32 995 Nick Anderson RHP Mayville State (N.D.) N.D.
33 1025 Austin Hall RHP Brigham Young Utah
34 1055 Tommy Burns RHP Don Bosco Prep, Ramsey, N.J. N.J.
35 1085 Jose Sermo SS Bethany (Kan.) Kan.
With a strong, athletic 6-foot, 190-pound frame, Sermo looks the part of a future pro. He's a switch-hitter with a nice stroke from bothsides of the plate. An erratic defender at shortstop, he lacks quickness and will have to move to third base or right field at the next level.

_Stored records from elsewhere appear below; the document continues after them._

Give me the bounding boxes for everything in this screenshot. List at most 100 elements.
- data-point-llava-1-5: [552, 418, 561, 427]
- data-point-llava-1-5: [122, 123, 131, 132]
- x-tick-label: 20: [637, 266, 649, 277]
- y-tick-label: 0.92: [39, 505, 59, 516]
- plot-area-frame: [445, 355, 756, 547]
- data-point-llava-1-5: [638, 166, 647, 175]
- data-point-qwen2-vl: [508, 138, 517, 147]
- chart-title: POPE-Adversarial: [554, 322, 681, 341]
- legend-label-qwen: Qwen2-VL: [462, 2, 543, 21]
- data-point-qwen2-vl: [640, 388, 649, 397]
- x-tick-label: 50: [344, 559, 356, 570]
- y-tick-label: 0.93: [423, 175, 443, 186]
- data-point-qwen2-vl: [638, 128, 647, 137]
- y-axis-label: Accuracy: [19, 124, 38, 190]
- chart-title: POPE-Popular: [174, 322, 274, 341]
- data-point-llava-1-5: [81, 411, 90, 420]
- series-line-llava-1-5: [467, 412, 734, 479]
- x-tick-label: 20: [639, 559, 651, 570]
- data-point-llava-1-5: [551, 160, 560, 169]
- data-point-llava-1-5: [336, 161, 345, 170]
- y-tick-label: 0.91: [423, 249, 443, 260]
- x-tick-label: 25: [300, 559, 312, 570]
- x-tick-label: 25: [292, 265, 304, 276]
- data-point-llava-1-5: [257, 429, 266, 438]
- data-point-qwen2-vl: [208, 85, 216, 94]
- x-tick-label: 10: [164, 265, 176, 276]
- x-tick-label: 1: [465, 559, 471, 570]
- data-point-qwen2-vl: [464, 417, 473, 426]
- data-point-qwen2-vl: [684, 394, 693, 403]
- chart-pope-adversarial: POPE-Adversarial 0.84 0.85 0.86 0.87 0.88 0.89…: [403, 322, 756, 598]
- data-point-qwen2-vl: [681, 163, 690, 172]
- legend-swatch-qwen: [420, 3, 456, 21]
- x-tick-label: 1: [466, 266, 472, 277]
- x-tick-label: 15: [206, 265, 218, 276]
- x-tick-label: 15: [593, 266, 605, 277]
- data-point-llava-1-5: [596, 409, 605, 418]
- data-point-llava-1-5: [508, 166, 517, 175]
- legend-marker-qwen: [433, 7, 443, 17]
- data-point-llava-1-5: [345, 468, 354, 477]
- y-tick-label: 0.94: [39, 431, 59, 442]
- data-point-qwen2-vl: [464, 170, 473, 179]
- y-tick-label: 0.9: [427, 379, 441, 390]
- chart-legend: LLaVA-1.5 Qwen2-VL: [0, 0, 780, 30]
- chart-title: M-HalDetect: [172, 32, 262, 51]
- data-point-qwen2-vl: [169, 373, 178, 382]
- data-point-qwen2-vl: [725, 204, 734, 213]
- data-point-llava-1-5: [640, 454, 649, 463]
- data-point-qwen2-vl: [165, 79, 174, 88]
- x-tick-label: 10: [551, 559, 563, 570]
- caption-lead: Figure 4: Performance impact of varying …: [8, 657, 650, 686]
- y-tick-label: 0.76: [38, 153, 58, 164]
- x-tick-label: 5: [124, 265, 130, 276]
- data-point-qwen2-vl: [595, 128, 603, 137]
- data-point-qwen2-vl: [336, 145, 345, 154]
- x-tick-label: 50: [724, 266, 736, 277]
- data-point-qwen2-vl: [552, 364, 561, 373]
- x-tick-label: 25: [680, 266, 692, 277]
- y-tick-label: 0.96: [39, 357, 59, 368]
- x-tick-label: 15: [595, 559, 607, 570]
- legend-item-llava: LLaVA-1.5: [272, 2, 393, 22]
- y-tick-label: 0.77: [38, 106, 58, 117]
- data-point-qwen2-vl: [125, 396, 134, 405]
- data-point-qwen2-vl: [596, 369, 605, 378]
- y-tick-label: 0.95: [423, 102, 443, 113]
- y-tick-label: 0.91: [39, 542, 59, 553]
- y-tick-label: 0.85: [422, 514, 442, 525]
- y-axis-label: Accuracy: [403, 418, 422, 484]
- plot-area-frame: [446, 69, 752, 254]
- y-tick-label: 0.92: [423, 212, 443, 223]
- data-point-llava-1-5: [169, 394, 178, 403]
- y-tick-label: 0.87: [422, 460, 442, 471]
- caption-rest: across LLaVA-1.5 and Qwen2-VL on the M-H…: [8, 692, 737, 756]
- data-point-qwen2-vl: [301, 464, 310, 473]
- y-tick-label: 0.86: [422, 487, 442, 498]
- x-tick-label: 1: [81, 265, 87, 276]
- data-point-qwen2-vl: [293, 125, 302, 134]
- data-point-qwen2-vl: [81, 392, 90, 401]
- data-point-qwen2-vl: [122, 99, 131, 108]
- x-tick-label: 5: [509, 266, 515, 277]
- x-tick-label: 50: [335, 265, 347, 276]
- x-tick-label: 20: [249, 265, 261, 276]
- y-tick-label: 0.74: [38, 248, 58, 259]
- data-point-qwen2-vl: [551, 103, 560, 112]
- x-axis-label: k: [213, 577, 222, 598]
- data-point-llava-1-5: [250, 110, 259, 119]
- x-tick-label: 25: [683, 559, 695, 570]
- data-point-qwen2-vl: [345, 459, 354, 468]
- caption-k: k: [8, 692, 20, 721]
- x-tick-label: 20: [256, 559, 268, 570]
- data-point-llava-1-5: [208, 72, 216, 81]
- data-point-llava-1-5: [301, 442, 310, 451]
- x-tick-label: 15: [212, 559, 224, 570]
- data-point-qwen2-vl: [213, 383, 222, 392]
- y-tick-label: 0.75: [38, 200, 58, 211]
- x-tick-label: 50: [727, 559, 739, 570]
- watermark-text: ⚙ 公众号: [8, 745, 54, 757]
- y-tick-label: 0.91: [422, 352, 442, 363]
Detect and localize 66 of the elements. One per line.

Some scouts wonder if his cannon arm might be best suited to the mound. The Nationals drafted Sermo in the 49th round out of a Puerto Rico high school in 2009, after which he spent two years at Yakima Valley (Wash.) CC.
36 1115 Alex Mangano C Southwest Miami HS Fla.
37 1145 Taylor Smith-Brennan SS Edmonds (Wash.) CC Wash.
38 1175 Chris Shaw C Trinity Academy, Okotoks, Alb. Alberta
Shaw has an average build at 6-foot-1 and 185 pounds. He gave up curling to focus on baseball full-time and has improved greatly over the past year and a half. He has a compact righthanded swing with gap power, and his bat will play at the next level. He will need to work on his defense to stay behind the plate, which would give him the most value. His feet work well and he has arm strength, but he needs to improve his receiving, blocking and transfers. Shaw has the grinder mentality to catch every day and the work ethic to make those improvements.
39 1205 Derek Jones OF St. Marguerite d'Youville SS, Brampton, Ont. Ontario
Jones is actually a similar player to fellow Ontario outfielder Julian Service. Both have similar builds, both bat and throw righthanded and the two players have similar tools for the most part. The biggest difference is that while they're both solid-average runners now, Service is more physically mature and projects to remain an average runner in the future, while Jones has a leaner physique and could become faster as he gets stronger. For that reason, Jones has a chance at being a center fielder at the next level. Jones is considered signable and is committed to Rose State (Okla.) JC.
40 1235 Chucky Vazquez C American Senior HS, Miami Fla.